Sasaki allowed three homers and was charged with four runs and seven hits in five-plus innings, but he didn’t walk anyone until the sixth inning, leading Roberts to declare the start as his best of the season.

The shift in approach was noticeable, as 48 of the 99 pitches Sasaki threw were splitters. The splitters were thrown with an average speed of 90.8 mph, almost 6 mph faster than in previous starts.
“I think that my No. 1 problem hasn’t been my fastball but rather the percentage of forkballs I’ve been able to throw over the plate,” Sasaki said in Japanese.
By reducing the vertical break of the pitch, Sasaki made it easier to control – but also not as lethal. With two outs in the third inning and a runner on second base, Sasaki threw a splitter to Michael Busch that was knocked into right field for a run-scoring single.

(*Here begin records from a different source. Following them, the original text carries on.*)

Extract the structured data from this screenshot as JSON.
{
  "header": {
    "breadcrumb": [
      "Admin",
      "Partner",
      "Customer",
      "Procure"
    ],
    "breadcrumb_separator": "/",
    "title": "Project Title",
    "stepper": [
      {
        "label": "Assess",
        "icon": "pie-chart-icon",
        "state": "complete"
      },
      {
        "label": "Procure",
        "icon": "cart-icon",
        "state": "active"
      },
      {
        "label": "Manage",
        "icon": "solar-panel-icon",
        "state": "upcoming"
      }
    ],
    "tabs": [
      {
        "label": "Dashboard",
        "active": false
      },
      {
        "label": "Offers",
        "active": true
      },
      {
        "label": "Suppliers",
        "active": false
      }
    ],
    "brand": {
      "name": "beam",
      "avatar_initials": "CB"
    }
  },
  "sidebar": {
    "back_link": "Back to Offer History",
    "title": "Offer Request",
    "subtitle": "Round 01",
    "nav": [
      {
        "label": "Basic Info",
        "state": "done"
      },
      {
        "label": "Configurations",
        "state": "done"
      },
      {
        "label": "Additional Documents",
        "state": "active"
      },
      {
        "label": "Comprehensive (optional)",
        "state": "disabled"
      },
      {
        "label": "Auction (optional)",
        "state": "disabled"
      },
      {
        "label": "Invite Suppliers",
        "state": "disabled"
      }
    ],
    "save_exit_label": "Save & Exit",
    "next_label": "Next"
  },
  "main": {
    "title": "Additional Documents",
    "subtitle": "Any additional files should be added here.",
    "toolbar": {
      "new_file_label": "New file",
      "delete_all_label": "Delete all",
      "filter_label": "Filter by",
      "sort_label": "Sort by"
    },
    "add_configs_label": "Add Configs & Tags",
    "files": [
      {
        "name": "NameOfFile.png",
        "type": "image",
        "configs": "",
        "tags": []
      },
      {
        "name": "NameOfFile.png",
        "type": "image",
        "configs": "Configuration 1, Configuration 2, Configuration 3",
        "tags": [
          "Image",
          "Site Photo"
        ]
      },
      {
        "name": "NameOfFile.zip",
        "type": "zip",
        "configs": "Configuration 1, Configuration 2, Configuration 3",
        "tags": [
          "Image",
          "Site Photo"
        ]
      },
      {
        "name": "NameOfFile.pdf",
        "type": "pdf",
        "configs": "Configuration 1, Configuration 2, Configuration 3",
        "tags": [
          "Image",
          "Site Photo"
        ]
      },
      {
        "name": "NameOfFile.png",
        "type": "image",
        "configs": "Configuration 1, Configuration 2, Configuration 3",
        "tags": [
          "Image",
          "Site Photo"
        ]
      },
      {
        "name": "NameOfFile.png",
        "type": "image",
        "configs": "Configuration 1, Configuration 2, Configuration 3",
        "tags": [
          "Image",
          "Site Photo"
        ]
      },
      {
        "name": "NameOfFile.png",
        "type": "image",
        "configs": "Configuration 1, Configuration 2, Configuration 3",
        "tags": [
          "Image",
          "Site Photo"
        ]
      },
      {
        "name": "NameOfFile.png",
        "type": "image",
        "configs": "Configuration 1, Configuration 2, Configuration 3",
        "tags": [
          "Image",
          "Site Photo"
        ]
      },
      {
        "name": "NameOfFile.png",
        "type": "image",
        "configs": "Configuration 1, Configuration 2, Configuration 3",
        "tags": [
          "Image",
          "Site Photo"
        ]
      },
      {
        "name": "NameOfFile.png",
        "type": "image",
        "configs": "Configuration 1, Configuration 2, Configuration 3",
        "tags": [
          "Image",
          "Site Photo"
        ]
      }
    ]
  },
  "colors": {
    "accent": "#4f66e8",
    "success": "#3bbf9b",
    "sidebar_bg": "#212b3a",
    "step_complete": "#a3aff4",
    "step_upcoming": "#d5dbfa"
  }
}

And while being able to throw a splitter for a strike made his fastball more effective, Sasaki couldn’t generate the necessary velocity or movement on his four seamer to just blow it by hitters. In the second inning, he tried to sneak a fastball by Seiya Suzuki after throwing three consecutive splitters, only to have Suzuki blast it into the left-field stands. The homer he gave up to Miguel Amaya in the fifth inning was also on a fastball.
Sasaki didn’t throw any pitch faster than 98.5 mph.
But what else could throw? The slider he added this season was also hit, Moises Ballesteros launching one over the wall in right-center field.
Sasaki said he was delighted to register his first win but also made it clear he felt that he was bailed out by his team.
Regarding the standing ovation he received when he was replaced by Jack Dreyer with two runners on in the sixth inning, Sasaki said, “I gave up four runs today, and it was the kind of game in which I was saved by the lineup and relievers. But the fact the fans would still cheer for me like that made me feel, ‘I’ll do my best next time.’”
He wasn’t in denial. With a 6.35 earned-run average, he couldn’t be.
Asked if he could ever throw the ball again the way he did in Japan, Sasaki replied, “How you pitch changes year-to-year, and it can be different within a year depending on the day,” he said. “You have to prioritize increasing the quality of your pitches. Once you do that, you see how hitters respond. I think you have to focus on raising the level of your performances.”
He didn’t answer the question, but he didn’t have to. The truth was in the game he just pitched.